Business / Personal Finance

Inge Lamprecht
4 minute read
8 Dec 2015
12:41 pm

Three things to know about retirement reform

Inge Lamprecht

Unpacking annuitisation, the increased deduction and the implications for high net worth individuals.

Picture: Thinkstock

Regulations to harmonise the tax treatment of retirement fund contributions are set to be introduced from March 1 next year, but questions remain about whether the reforms will really encourage household savings and improve the plight of vulnerable individuals.

This article looks at three of the changes and their broader ramifications.

1. Provident funds compelled to annuitise two-thirds of pension, but only once a R247 500 threshold is reached

From March 1 next year all new contributions to provident funds by those younger than 55 will be subject to the two-thirds annuitisation requirement at retirement (provident fund members will only be able to take one third of their pension benefit as a cash lump sum and the remaining two thirds will have to be annuitised), but only once a member’s retirement savings exceed R247 500. The previously proposed threshold was R150 000.

Provident fund members could previously take their full pension benefit as a cash lump sum at retirement.

In a Question and Answer document released by National Treasury, it emphasises that the reforms do not take away the right of provident fund members to take their benefits before or at retirement.

“Instead, the reforms enable a slower use of such benefits in retirement by requiring annuitising from a certain amount. The data indicates that 83.5% of provident fund members earn R160 000 or less, and that the majority of these retire with an average retirement benefit of R300 000 or less,” it said.

Gavin Came, director of the Financial Intermediaries Association of Southern Africa (FIA), says the increased threshold of R247 500 probably reflects the vast majority of the member pension accounts administered by the various pension administrators.

As a result, a significant number of provident fund members would not be required to annuitise.

“From this point of view the financially vulnerable people are not protected at all,” he says.

Came says it seems the measures are going to force annuitisation on relatively wealthy savers who may, as a result, be less inclined to commit savings to these funds.

“What we should have done is allow people to draw lump sums after they had sufficient accumulated capital to secure, say, a R1 500 per month escalating pension,” he argues.

In other words, South Africans should have been compelled to preserve the first, for example R200 000 of their pension, and only be able to draw lump sums after that. However, unions would have rejected such a proposal, he says.

But says Kobus Hanekom, head of strategy, governance and compliance at Simeka Consultants and Actuaries, on average South Africans don’t earn a pension of much more than 25% of their last salary in retirement (the net replacement ratio).

For people who need to live off 20% off their final salary, taking an annuity will not be that helpful. For South Africans who have a relatively small pension, it may be better to access the lump sum at retirement and to buy a house, vehicle or cows and to generate an income in their old age, he adds.

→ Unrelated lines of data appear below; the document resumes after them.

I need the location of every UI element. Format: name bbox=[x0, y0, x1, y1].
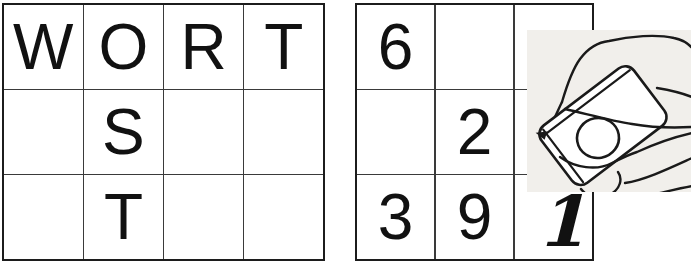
printed-letter: W bbox=[13, 15, 73, 79]
printed-letter: R bbox=[180, 15, 226, 79]
handwritten-digit: 1 bbox=[537, 187, 586, 257]
cell-r3c1 bbox=[4, 175, 83, 259]
cell-r3c2: 9 bbox=[436, 175, 513, 259]
cell-r3c2: T bbox=[84, 175, 163, 259]
cell-r3c4 bbox=[244, 175, 323, 259]
printed-letter: O bbox=[99, 15, 149, 79]
puzzle-diagram: WORTST 62391 bbox=[0, 0, 691, 269]
printed-letter: T bbox=[104, 185, 143, 249]
printed-digit: 3 bbox=[378, 185, 414, 249]
printed-letter: S bbox=[102, 100, 145, 164]
cell-r2c3 bbox=[164, 90, 243, 174]
cell-r1c2: O bbox=[84, 5, 163, 89]
hand-holding-eraser-icon bbox=[527, 30, 691, 192]
printed-digit: 2 bbox=[457, 100, 493, 164]
cell-r2c2: S bbox=[84, 90, 163, 174]
printed-digit: 9 bbox=[457, 185, 493, 249]
cell-r1c1: 6 bbox=[357, 5, 434, 89]
cell-r1c4: T bbox=[244, 5, 323, 89]
cell-r1c2 bbox=[436, 5, 513, 89]
cell-r2c1 bbox=[4, 90, 83, 174]
word-grid: WORTST bbox=[2, 3, 325, 261]
printed-digit: 6 bbox=[378, 15, 414, 79]
printed-letter: T bbox=[264, 15, 303, 79]
cell-r1c1: W bbox=[4, 5, 83, 89]
cell-r2c1 bbox=[357, 90, 434, 174]
cell-r3c3 bbox=[164, 175, 243, 259]
cell-r1c3: R bbox=[164, 5, 243, 89]
cell-r3c1: 3 bbox=[357, 175, 434, 259]
cell-r2c4 bbox=[244, 90, 323, 174]
cell-r2c2: 2 bbox=[436, 90, 513, 174]
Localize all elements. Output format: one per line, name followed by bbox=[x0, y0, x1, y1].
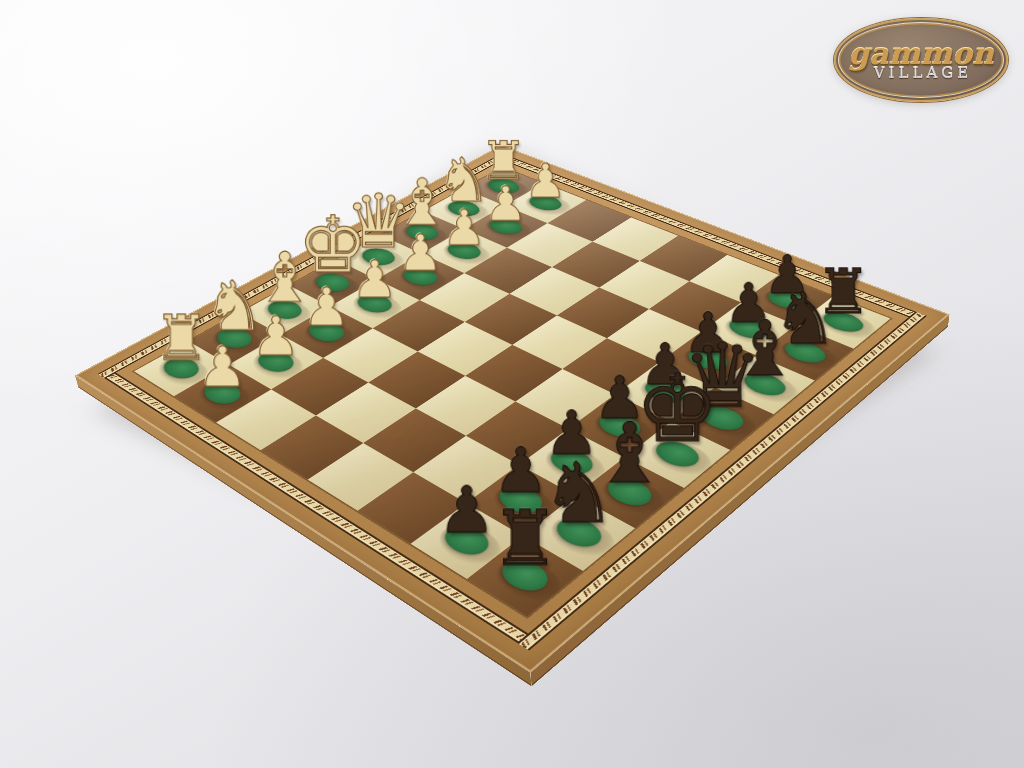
white-pawn-h2[interactable]: ♟ bbox=[173, 294, 272, 393]
black-rook-h8[interactable]: ♜ bbox=[466, 457, 584, 575]
gammonvillage-logo: gammon VILLAGE bbox=[834, 18, 1008, 102]
photo-scene: ♜♟♟♜♞♟♟♞♝♟♟♝♛♟♟♛♚♟♟♚♝♟♟♝♞♟♟♞♜♟♟♜ gammon … bbox=[0, 0, 1024, 768]
square-h8[interactable]: ♜ bbox=[467, 536, 583, 617]
chess-board: ♜♟♟♜♞♟♟♞♝♟♟♝♛♟♟♛♚♟♟♚♝♟♟♝♞♟♟♞♜♟♟♜ bbox=[75, 145, 950, 673]
perspective-wrapper: ♜♟♟♜♞♟♟♞♝♟♟♝♛♟♟♛♚♟♟♚♝♟♟♝♞♟♟♞♜♟♟♜ bbox=[0, 0, 1024, 768]
board-field: ♜♟♟♜♞♟♟♞♝♟♟♝♛♟♟♛♚♟♟♚♝♟♟♝♞♟♟♞♜♟♟♜ bbox=[134, 167, 890, 616]
logo-text-village: VILLAGE bbox=[870, 64, 972, 82]
camera-tilt-wrapper: ♜♟♟♜♞♟♟♞♝♟♟♝♛♟♟♛♚♟♟♚♝♟♟♝♞♟♟♞♜♟♟♜ bbox=[0, 0, 1024, 768]
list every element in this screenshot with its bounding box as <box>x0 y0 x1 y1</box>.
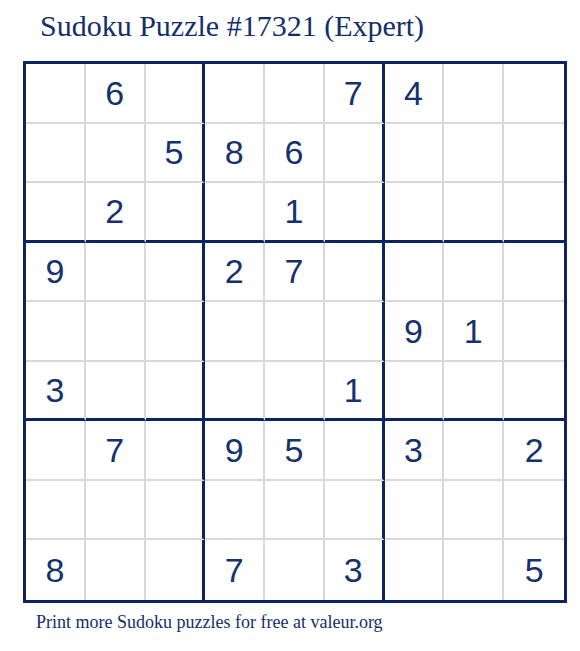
sudoku-cell-r7c4[interactable]: 9 <box>205 421 265 481</box>
sudoku-cell-r7c8[interactable] <box>444 421 504 481</box>
sudoku-cell-r8c4[interactable] <box>205 481 265 541</box>
sudoku-cell-r3c7[interactable] <box>385 183 445 243</box>
sudoku-cell-r9c5[interactable] <box>265 540 325 600</box>
sudoku-cell-r4c1[interactable]: 9 <box>26 243 86 303</box>
sudoku-cell-r3c9[interactable] <box>504 183 564 243</box>
sudoku-cell-r2c5[interactable]: 6 <box>265 124 325 184</box>
sudoku-cell-r6c8[interactable] <box>444 362 504 422</box>
sudoku-cell-r1c4[interactable] <box>205 64 265 124</box>
sudoku-cell-r1c7[interactable]: 4 <box>385 64 445 124</box>
sudoku-cell-r6c3[interactable] <box>146 362 206 422</box>
sudoku-cell-r3c8[interactable] <box>444 183 504 243</box>
sudoku-cell-r8c7[interactable] <box>385 481 445 541</box>
sudoku-cell-r9c1[interactable]: 8 <box>26 540 86 600</box>
sudoku-cell-r2c8[interactable] <box>444 124 504 184</box>
sudoku-cell-r4c7[interactable] <box>385 243 445 303</box>
sudoku-cell-r2c2[interactable] <box>86 124 146 184</box>
sudoku-cell-r6c2[interactable] <box>86 362 146 422</box>
sudoku-cell-r7c5[interactable]: 5 <box>265 421 325 481</box>
sudoku-board: 674586219279131795328735 <box>23 61 567 603</box>
sudoku-cell-r7c6[interactable] <box>325 421 385 481</box>
footer-text: Print more Sudoku puzzles for free at va… <box>36 612 383 633</box>
sudoku-cell-r6c7[interactable] <box>385 362 445 422</box>
sudoku-cell-r4c6[interactable] <box>325 243 385 303</box>
sudoku-cell-r6c5[interactable] <box>265 362 325 422</box>
sudoku-cell-r7c2[interactable]: 7 <box>86 421 146 481</box>
sudoku-cell-r2c3[interactable]: 5 <box>146 124 206 184</box>
sudoku-cell-r4c5[interactable]: 7 <box>265 243 325 303</box>
sudoku-cell-r5c9[interactable] <box>504 302 564 362</box>
page-title: Sudoku Puzzle #17321 (Expert) <box>40 9 424 43</box>
sudoku-cell-r5c3[interactable] <box>146 302 206 362</box>
sudoku-cell-r2c9[interactable] <box>504 124 564 184</box>
sudoku-cell-r6c4[interactable] <box>205 362 265 422</box>
sudoku-cell-r1c2[interactable]: 6 <box>86 64 146 124</box>
sudoku-cell-r4c9[interactable] <box>504 243 564 303</box>
sudoku-cell-r9c6[interactable]: 3 <box>325 540 385 600</box>
sudoku-cell-r7c3[interactable] <box>146 421 206 481</box>
sudoku-cell-r5c7[interactable]: 9 <box>385 302 445 362</box>
sudoku-cell-r4c4[interactable]: 2 <box>205 243 265 303</box>
sudoku-cell-r5c1[interactable] <box>26 302 86 362</box>
sudoku-cell-r3c5[interactable]: 1 <box>265 183 325 243</box>
sudoku-cell-r5c2[interactable] <box>86 302 146 362</box>
sudoku-cell-r1c9[interactable] <box>504 64 564 124</box>
sudoku-cell-r9c7[interactable] <box>385 540 445 600</box>
sudoku-cell-r4c2[interactable] <box>86 243 146 303</box>
sudoku-cell-r3c4[interactable] <box>205 183 265 243</box>
sudoku-cell-r4c8[interactable] <box>444 243 504 303</box>
sudoku-cell-r1c1[interactable] <box>26 64 86 124</box>
sudoku-cell-r3c3[interactable] <box>146 183 206 243</box>
sudoku-cell-r9c8[interactable] <box>444 540 504 600</box>
sudoku-cell-r7c9[interactable]: 2 <box>504 421 564 481</box>
sudoku-cell-r8c5[interactable] <box>265 481 325 541</box>
sudoku-cell-r3c1[interactable] <box>26 183 86 243</box>
sudoku-cell-r6c9[interactable] <box>504 362 564 422</box>
sudoku-cell-r8c8[interactable] <box>444 481 504 541</box>
sudoku-cell-r8c1[interactable] <box>26 481 86 541</box>
sudoku-cell-r3c6[interactable] <box>325 183 385 243</box>
sudoku-cell-r5c6[interactable] <box>325 302 385 362</box>
sudoku-cell-r2c4[interactable]: 8 <box>205 124 265 184</box>
sudoku-cell-r9c4[interactable]: 7 <box>205 540 265 600</box>
sudoku-cell-r1c3[interactable] <box>146 64 206 124</box>
sudoku-cell-r1c5[interactable] <box>265 64 325 124</box>
sudoku-cell-r2c6[interactable] <box>325 124 385 184</box>
sudoku-cell-r5c4[interactable] <box>205 302 265 362</box>
sudoku-cell-r1c8[interactable] <box>444 64 504 124</box>
sudoku-cell-r1c6[interactable]: 7 <box>325 64 385 124</box>
sudoku-cell-r4c3[interactable] <box>146 243 206 303</box>
sudoku-cell-r7c1[interactable] <box>26 421 86 481</box>
sudoku-cell-r9c3[interactable] <box>146 540 206 600</box>
sudoku-cell-r3c2[interactable]: 2 <box>86 183 146 243</box>
sudoku-cell-r9c2[interactable] <box>86 540 146 600</box>
sudoku-cell-r8c3[interactable] <box>146 481 206 541</box>
sudoku-cell-r7c7[interactable]: 3 <box>385 421 445 481</box>
sudoku-cell-r2c1[interactable] <box>26 124 86 184</box>
sudoku-cell-r2c7[interactable] <box>385 124 445 184</box>
sudoku-cell-r8c9[interactable] <box>504 481 564 541</box>
sudoku-cell-r5c5[interactable] <box>265 302 325 362</box>
sudoku-cell-r6c6[interactable]: 1 <box>325 362 385 422</box>
sudoku-cell-r8c6[interactable] <box>325 481 385 541</box>
sudoku-cell-r6c1[interactable]: 3 <box>26 362 86 422</box>
sudoku-cell-r9c9[interactable]: 5 <box>504 540 564 600</box>
sudoku-cell-r5c8[interactable]: 1 <box>444 302 504 362</box>
sudoku-cell-r8c2[interactable] <box>86 481 146 541</box>
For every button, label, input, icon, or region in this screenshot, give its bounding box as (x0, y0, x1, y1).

While the current situation is not perfect, on the whole South Africa is moving in the right direction, but it will take a number of years to reach a point where most South Africans have set aside appropriate amounts of money to sustain their lifestyle in retirement, Hanekom says.

2. The tax deduction for retirement contributions is increased to up to 27.5% of the greater of taxable income or remuneration

Came says while he would advise individuals to utilise the opportunity to increase their contributions, most vulnerable South Africans are struggling to get to 15% and would not be able to reach 27.5%.

Hanekom says the average lower income South African is highly indebted and even though they may want to contribute more towards their retirement savings, they simply can’t.

To improve the current savings scenario will be a process, which will take a number of years, he adds.

However, Hanekom expects that a significant portion of those South Africans who are not already in a debt trap and who have a better understanding of what it takes to retire comfortably, will contribute more towards their retirement.

3. The tax deduction of 27.5% will be subject to a rand cap of R350 000 per annum

Hanekom says for fund members who earn more than R1.27 million per annum, this will unfortunately not be good news.

These members will be entitled to a tax deduction on contributions of up to 27.5% of their remuneration or their taxable income, whichever is the greater, but subject to a rand cap of R350 000 per annum. This is the cumulative maximum for all retirement fund contributions, he says.

“Higher income earners will therefore have to combine their contributions, including those to retirement annuity funds and decide on a strategy going forward,” he says.

But says Came, over-contributing to a retirement fund (in excess of R350 000) is not such a significant issue, since the undeducted portion of the over-contributions is carried forward to the next year and eventually paid to the individual in the form of a tax-free pension.

“In the meantime, your portfolio has grown totally free of tax,” he says.